Guangzhou Ruitong showcases full-stack dental digital solution with MLAB desktop metal printer at Beijing exhibition

Guangzhou Ruitong Additive Manufacturing (Ruitong) unveiled its full-stack dental digital solution at the Beijing International Dental Exhibition on June 10, 2026, featuring the new desktop metal LPBF printer MLAB alongside its established M-150 production system. The MLAB is designed for chairside and lab environments, with a compact footprint enabling direct placement in dental technician workspaces. Ruitong also demonstrated its proprietary removable lingual bracket system, which uses 3D-printed snap-fit mechanisms to eliminate ligature wires, and two AI-vision-guided wire-bending machines for orthodontic archwires and clasps. The company positions itself as a "full-stack digital dental operator," covering metal printing, resin printing, and intelligent bending across production and chairside workflows.

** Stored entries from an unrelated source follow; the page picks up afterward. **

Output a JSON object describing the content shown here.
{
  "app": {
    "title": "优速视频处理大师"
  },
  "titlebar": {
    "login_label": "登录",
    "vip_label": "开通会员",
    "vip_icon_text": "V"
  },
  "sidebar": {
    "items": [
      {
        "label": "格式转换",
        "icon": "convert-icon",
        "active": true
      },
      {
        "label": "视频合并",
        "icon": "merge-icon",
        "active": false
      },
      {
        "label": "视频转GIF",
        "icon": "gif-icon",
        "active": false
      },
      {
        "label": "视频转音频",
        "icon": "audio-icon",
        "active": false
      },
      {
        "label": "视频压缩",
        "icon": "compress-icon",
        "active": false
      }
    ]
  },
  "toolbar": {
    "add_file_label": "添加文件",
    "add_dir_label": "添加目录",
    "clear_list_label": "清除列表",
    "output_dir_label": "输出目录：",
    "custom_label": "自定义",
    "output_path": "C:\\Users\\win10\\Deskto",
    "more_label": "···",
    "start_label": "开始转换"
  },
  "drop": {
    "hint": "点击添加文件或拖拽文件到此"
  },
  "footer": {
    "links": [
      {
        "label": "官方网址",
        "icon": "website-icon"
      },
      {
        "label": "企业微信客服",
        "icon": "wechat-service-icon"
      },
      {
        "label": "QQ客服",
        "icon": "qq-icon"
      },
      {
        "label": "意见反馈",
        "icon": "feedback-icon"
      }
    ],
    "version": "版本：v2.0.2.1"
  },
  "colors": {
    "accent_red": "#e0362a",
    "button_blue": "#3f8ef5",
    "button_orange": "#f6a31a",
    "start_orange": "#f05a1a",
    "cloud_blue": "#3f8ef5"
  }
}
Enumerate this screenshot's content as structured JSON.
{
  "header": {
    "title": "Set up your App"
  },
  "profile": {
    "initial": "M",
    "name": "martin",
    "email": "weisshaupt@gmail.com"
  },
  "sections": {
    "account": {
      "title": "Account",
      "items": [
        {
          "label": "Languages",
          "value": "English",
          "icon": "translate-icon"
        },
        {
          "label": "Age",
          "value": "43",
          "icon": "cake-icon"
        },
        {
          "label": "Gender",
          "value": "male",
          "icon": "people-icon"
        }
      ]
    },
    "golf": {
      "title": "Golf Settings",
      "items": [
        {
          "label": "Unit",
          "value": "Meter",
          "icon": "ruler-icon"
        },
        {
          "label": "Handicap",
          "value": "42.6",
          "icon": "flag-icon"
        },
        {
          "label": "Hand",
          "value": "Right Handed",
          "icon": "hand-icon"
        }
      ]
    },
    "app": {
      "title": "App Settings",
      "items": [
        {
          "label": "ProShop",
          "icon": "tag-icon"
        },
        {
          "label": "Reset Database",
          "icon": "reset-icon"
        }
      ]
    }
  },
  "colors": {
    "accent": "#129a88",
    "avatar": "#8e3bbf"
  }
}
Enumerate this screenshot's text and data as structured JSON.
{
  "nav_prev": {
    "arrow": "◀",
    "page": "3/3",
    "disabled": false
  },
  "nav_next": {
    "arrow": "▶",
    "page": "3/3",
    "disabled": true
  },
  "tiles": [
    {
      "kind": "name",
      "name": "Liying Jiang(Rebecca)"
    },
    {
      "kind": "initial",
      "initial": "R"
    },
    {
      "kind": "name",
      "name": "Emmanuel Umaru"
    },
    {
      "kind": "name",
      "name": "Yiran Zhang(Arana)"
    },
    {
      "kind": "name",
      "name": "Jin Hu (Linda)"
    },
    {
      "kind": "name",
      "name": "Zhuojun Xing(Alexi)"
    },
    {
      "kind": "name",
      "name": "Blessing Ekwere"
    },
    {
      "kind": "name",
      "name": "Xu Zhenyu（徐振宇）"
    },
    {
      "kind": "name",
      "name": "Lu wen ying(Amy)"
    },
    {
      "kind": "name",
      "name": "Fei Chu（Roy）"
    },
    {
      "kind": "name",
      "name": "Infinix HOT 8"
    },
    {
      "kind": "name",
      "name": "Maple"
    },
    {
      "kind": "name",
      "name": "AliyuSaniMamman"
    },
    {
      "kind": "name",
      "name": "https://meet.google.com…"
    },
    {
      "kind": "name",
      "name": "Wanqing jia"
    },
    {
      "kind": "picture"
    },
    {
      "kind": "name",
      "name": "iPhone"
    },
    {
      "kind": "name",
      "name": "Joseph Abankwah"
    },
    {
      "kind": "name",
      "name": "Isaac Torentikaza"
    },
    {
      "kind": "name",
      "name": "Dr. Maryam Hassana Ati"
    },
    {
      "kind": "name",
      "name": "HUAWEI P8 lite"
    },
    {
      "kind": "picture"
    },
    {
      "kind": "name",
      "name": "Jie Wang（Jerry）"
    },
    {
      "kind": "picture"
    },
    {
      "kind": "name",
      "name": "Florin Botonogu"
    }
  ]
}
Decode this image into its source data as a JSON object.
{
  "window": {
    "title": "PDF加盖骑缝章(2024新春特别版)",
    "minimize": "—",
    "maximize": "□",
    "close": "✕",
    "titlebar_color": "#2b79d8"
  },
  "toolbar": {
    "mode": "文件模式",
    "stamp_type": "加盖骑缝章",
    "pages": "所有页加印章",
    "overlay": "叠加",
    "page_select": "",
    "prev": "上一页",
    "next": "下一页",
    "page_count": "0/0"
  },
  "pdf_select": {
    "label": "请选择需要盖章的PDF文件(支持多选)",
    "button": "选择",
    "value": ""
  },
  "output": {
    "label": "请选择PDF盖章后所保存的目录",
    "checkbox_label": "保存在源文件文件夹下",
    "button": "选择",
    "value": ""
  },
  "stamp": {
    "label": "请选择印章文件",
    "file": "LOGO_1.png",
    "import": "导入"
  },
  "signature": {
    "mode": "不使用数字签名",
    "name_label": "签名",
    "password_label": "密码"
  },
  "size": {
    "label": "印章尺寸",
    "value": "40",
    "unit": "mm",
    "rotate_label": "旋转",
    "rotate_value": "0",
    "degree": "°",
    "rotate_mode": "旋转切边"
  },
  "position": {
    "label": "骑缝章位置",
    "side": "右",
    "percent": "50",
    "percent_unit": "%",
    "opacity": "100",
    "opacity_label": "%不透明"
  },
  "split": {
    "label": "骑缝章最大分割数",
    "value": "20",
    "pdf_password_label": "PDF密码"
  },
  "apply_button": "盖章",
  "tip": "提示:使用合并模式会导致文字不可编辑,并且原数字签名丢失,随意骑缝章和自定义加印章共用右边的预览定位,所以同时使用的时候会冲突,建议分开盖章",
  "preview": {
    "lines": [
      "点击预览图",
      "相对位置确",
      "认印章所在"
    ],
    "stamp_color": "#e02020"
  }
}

This announcement fits the broader pattern of Chinese AM vendors localizing supply chains and integrating materials, software, and post-processing into turnkey vertical solutions. Ruitong is targeting the medical-dental segment, where Align Technology remains the largest production AM user globally via vat photopolymerization, but metal LPBF for crowns, bridges, and orthodontic brackets is a fast-growing subsegment. The MLAB directly competes with desktop metal LPBF systems from vendors like Eplus3D and Shining 3D in China, and internationally with systems from One Click Metal and Xact Metal. Ruitong's differentiation lies in bundling printing with proprietary materials, AI bending, and the lingual bracket design — a move that shifts value capture from hardware alone to a full digital workflow. The dental AM market in China is expanding as clinics seek same-day fabrication, and Ruitong's chairside resin printer and MLAB address the gap between centralized production labs and point-of-care manufacturing.

For dental labs and clinics evaluating metal AM adoption, Ruitong's integrated approach reduces the integration risk of sourcing printers, materials, and post-processing from separate vendors. The MLAB's compact size and the AI bending machines address two practical barriers: space constraints in small labs and the skilled-labor dependency of manual wire bending. The key execution challenge will be qualifying the MLAB's print consistency for medical-grade cobalt-chrome and Ti-6Al-4V parts across multiple lab environments, and building the service network to support chairside deployments where uptime is critical.